Institute: Georgia
Year Established: 2006 Start Date: 2006-03-01 End Date: 2007-02-28
Total Federal Funds: $18,000 Total Non-Federal Funds: $36,000
Principal Investigators: Todd Rasmussen, Bruce Beck, William Miller
Project Summary: Controlling lake eutrophication is a major objective of current management efforts in North Georgia, a rapidly urbanizing region in the Southeastern United States. Monitoring programs have shown that watershed loading to reservoirs is the primary source of lake eutrophication. These wide-ranging monitoring studies include the USGS NAWQA study of the Apalachicola-Flint-Chattahoochee river system, as well as local- and EPA-funded studies of the Lake Lanier watershed, a major water-supply reservoir of the Atlanta metropolitan area, along with additional recent and ongoing monitoring programs in the Lake Allatoona watershed, another major water-supply watershed affected by rapid urbanization within the Atlanta area.
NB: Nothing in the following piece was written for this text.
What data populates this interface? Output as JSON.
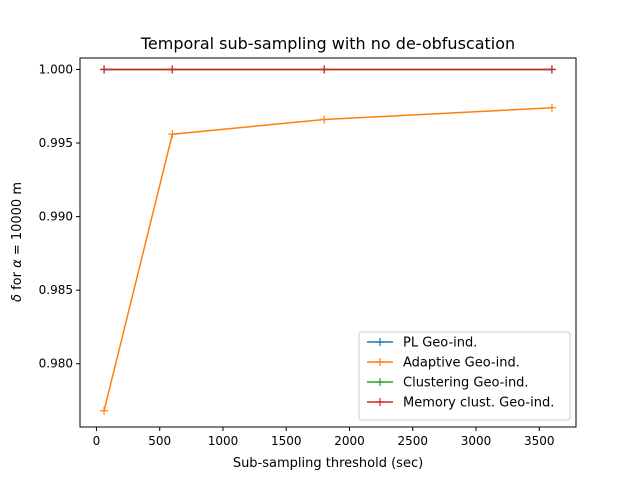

To reduce and prevent the eutrophication of these important water resources, recent regulatory controls for nutrients have been established as part of the Clean Lakes program and court-ordered TMDLs. These regulatory efforts justifiably focus on the reduction and minimization of watershed nutrient inputs, primarily phosphorus, into lake systems. Watershed reductions in phosphorus loading are expected to improve lake water quality because phosphorus is widely believed to be the limiting nutrient for phytoplankton growth. An additional source of nutrients to lake foodwebs is the release from lake sediments. Because many nutrients, including phosphorus, nitrogen, and carbon, are abundant in lake sediments, the release from benthic sediments can be a significant additional cause of phytoplankton growth. Deposition of sediments in lakes is an ongoing, storm-driven process, which is exacerbated by increasing watershed urbanization. This study focuses on the characterization and control of sediment nutrient releases within Southeastern Piedmont lakes. There are three components to this study; 1) Column studies of phytoplankton abundance in lake water overlying sediments to evaluate the effects of sediment anoxia, elevated pH, sediment re-suspension and mixing, and removal of larger sediments, 2) Sediment batch tests to characterize nutrient sorption and desorption (i.e., isotherms), and 3) Estimation of the relative importance sediment release vs. watershed loading on phytoplankton growth.